A love story turned sour. This folklore says the world started in romance but ended in fierce rebellion. Like many Philippine history events that started in the invader’s love for the islands and how the natives rebelled against it.

According to this tale, long before anything was created save sea and sky, two gods ruled: Maguayan and Kaptan. The first had a daughter, which was the sea, and the second a son, the wind. Maguayan’s daughter was Lidagat, Kaptan’s son was Lihangin. The gods agreed to their marriage.

Sea and Wind had 4 kids: Likalibutan, Liadlao, and Libulan were boys and Lisuga was a girl. The folklore says Likabutan, the eldest son’s body was of rock. He was brave and very strong. Liadlao’s body was of gold. He was a happy kid. Libulan’s was of copper—he was weak and timid. Lisuga, the girl, was of pure silver. She was a gentle, sweet girl.

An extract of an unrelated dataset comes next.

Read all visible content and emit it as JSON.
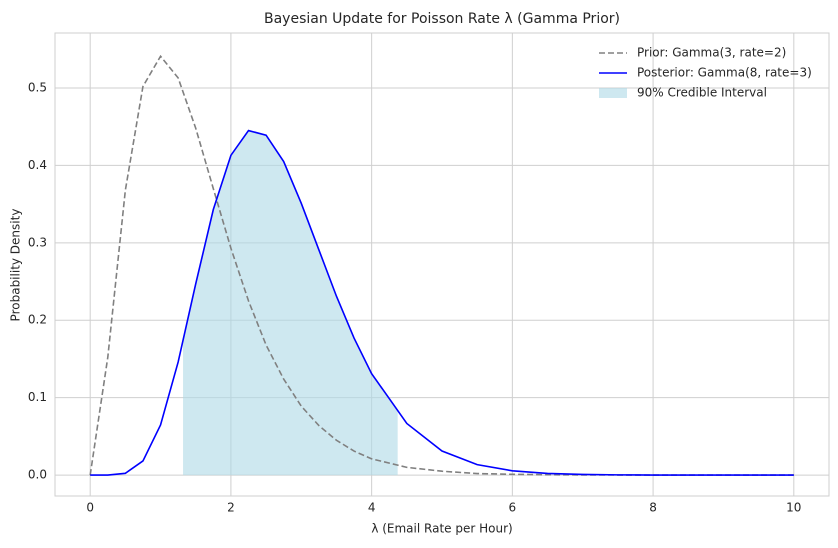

The parents, Wind and Sea, died. So Likabutan, took charge of wind control. The tale says grandpas Maguayan and Kaptan reared the growing siblings.

Likabutan, turned power greedy and sought to challenge grandpa Kaptan, the sky god. He tried to enlist his brothers’ help, which they gave reluctantly. Soon the trio was storming the heavens.

But they couldn’t topple the steel gate that barred their way. Likabutan, summoned enough wind power and blew the thing down. The tale adds that this so infuriated grandpa Kaptan that he struck them with a bolt of lightning each.

Libulan the copper and Liadlao the gold both melted into balls, turning into “moon” and “sun” respectively. The folklore continues that Likabutan was demolished into huge pieces and fell in the sea. His shattered body became “land.” Lisuga, their sister, wasn’t spared either. A lightning bolt shattered her into tiny silver pieces which became “stars.”

Later, the tale adds, out of a bamboo tree a man and woman came out. Later they had offspring. Their youngest, Pandaguan, was fierce and adventurous. He caught a big shark, thought it was a god, and adored it. Later, it made him think he was a god-conqueror, so he turned on the two gods. Angry they sent him a low-voltage lightning–just enough to get him back to his right senses. The folklore says that burned him black. From his darkened body came Negritos.

This folklore certainly mirrors how Filipino folks saw life around them. This affected some of their values and character—a romantic and adventurous people. Even tales attest to that.